11月7日に開催されたプロボクシングの世界規模トーナメント「ワールド・ボクシング・スーパー・シリーズ(WBSS)」バンタム級決勝戦(さいたまスーパーアリーナ)で、WBA同級スーパー王者のノニト・ドネア(36・フィリピン)と対戦し、12回判定勝ちを収めたWBA・IBF同級世界チャンピオンの井上尚弥(26・大橋ジム)。テレビ視聴率は瞬間最高20%を超え、海外のメディアも「モンスター・イノウエ」に関するニュースを連日報じるなど、余韻は一向におさまらない。

しかし「右眼窩底と鼻骨の骨折」の重傷を負っていたことも本人が後に公表。9回にドネアの右ストレートを顔面に受けた際の心境を、記者会見で冒頭のように語ったのだ。

「家族の存在がボクシングに与える影響は大きい」と続けた井上は、’15年に高校時代の同級生の咲弥さんと7年間の交際を経て結婚。’17年には長男・明波くん(2)も誕生している。7日の試合直後にはリング下で明波くんを抱きかかえると、父親の顔に。「獲物を狩るハンターの表情」と、試合後の「柔和なパパの笑顔」のギャップに、幅広い層の女性が好感と賛辞を送っているという。

「かつてボクシングは『男だけの舞台』で、リングは女性や子どもと無縁の世界でしたが、’00年以降、強いチャンピオンが勝利後、リングに子どもを呼び寄せるシーンがみられるようになりました。

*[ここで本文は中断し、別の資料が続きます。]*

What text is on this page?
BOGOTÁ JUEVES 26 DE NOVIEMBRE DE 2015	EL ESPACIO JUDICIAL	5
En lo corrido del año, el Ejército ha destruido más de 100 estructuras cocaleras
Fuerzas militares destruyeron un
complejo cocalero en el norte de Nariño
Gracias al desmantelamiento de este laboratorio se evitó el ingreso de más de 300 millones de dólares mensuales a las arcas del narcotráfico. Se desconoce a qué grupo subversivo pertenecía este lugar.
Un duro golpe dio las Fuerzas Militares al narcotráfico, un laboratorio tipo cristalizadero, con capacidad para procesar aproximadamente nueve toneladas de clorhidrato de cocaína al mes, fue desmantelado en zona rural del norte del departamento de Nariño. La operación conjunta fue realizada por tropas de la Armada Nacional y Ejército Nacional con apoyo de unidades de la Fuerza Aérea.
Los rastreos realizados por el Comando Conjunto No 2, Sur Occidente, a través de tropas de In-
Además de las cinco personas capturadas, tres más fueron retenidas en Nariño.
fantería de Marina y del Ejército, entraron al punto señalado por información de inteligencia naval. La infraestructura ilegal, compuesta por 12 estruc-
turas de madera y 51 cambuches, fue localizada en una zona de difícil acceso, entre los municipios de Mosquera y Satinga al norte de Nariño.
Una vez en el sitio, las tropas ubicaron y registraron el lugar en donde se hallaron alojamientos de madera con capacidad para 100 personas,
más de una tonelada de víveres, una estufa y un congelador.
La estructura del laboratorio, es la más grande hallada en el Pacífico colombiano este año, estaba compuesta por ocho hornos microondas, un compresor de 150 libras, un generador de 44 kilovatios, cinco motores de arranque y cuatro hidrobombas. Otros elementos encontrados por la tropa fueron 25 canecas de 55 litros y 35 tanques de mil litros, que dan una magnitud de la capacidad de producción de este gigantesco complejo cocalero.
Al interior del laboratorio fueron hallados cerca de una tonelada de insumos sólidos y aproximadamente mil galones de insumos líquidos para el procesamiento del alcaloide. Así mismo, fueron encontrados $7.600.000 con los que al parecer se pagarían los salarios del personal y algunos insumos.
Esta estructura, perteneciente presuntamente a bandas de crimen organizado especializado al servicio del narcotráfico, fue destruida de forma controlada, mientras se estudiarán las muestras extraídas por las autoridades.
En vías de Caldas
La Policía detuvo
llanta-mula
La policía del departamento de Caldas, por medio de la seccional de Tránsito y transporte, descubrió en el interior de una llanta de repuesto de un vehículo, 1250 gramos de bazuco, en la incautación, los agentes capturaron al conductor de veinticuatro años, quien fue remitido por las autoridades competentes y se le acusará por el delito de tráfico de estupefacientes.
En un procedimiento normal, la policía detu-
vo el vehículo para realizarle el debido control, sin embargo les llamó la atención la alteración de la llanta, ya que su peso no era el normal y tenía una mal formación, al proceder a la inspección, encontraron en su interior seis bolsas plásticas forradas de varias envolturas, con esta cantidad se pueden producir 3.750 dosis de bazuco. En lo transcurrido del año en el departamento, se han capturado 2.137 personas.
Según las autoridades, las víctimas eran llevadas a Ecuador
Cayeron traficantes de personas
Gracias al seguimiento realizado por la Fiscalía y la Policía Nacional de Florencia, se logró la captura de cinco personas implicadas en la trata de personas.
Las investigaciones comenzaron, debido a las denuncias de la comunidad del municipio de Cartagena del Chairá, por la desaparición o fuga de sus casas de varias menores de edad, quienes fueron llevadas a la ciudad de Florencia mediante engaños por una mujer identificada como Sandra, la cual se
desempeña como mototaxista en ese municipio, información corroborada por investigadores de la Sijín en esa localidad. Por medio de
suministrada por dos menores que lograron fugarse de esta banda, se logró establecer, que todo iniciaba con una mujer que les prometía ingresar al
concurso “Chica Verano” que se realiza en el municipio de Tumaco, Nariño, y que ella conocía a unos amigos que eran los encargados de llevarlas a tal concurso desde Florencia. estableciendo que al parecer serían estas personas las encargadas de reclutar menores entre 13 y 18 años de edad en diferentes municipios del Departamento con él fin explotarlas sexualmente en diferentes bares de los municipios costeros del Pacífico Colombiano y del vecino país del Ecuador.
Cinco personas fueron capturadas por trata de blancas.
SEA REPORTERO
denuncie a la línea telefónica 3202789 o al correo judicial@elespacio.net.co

人気も、一昔前は『ルックスがよく、強い独身選手』の独擅場だったのが、バンタム級の名チャンピオン・長谷川穂積さんや山中慎介さんの防衛戦あたりから、『最強パパ・チャンピオン』が女性支持を集めるようになってきている。同階級で『世界最強』の称号を手にした井上は最たる例で『ボクシングなど見たことない』という女性ファンをさらにごっそり取り込むでしょうね」(スポーツライター)

国内外、リング内外で「引っ張りだこ」必至な井上の今後だが、心配なのは、さらに激しさを増すだろうリングでの闘い。「家族の存在」を口にする井上だからこそ、「妻や子どもとの関係」もなおさら注目したい。 “最強パパ”の大先輩でもある、元WBC世界バンタム級、スーパーバンタム級、フェザー級3階級制覇チャンピオンで現解説者の長谷川穂積さん(38)は、ボクサーと家族の関係についてこう語る。

「世界戦の勝利後に、家族をリングに上げる“勝利の儀式”は、’05年に僕が世界チャンピオンになり、防衛戦を行うなかで始めました。その理由のひとつは、パパの仕事場を子どもに見せたい、というもの。子どもが幼いと、リング上での記憶は残らないかもしれませんが、『この先も勝って防衛を続ければ、物心がつくころには……』という、大きなモチベーションにつながるんです。ボクシングは『タイトル獲得以上に防衛が難しい』と言われる世界ですから。僕が長男を最初にリングに上げたのは3歳のころだったんですが、現役最後の試合となった’16年のタイトル挑戦(9回TKO勝ちで3階級制覇)では13歳になっていました。死力を尽くして勝った後のリングで『ここからみる景色はどうや。こんなところで闘ってんねんで』と長男に言うと、試合前に約束していた通り、彼は僕を逆に抱き上げてくれたんです」

長谷川さんのその儀式に「男の世界に子どもを上げるなんて」という批判はなかったという。それどころか、「闘っているのと同じリングなのに、子どもを抱っこするとパパの顔になっている。そのギャップがいいですね!」という、これまでボクシングに興味のなかった女性ファンからの声が届くようになったそうだ。

「ボクサーなんて何十年も長くできるスポーツではないし、いつかは引退するときがくる。いま世界最強の井上選手も『1回でも多く防衛したい、チャンピオンでい続けたい』という強いモチベーションになるでしょう。『家族の存在は大きい』と考えている井上選手が、先日の試合後のように大観衆の前で息子さんを抱き上げることを、もちろん僕も支持しています」

長谷川さんや山中さんなどの名王者たちが築いてきた「最強パパ」という新しいボクサー像を進化させながら、井上は世界に羽ばたく。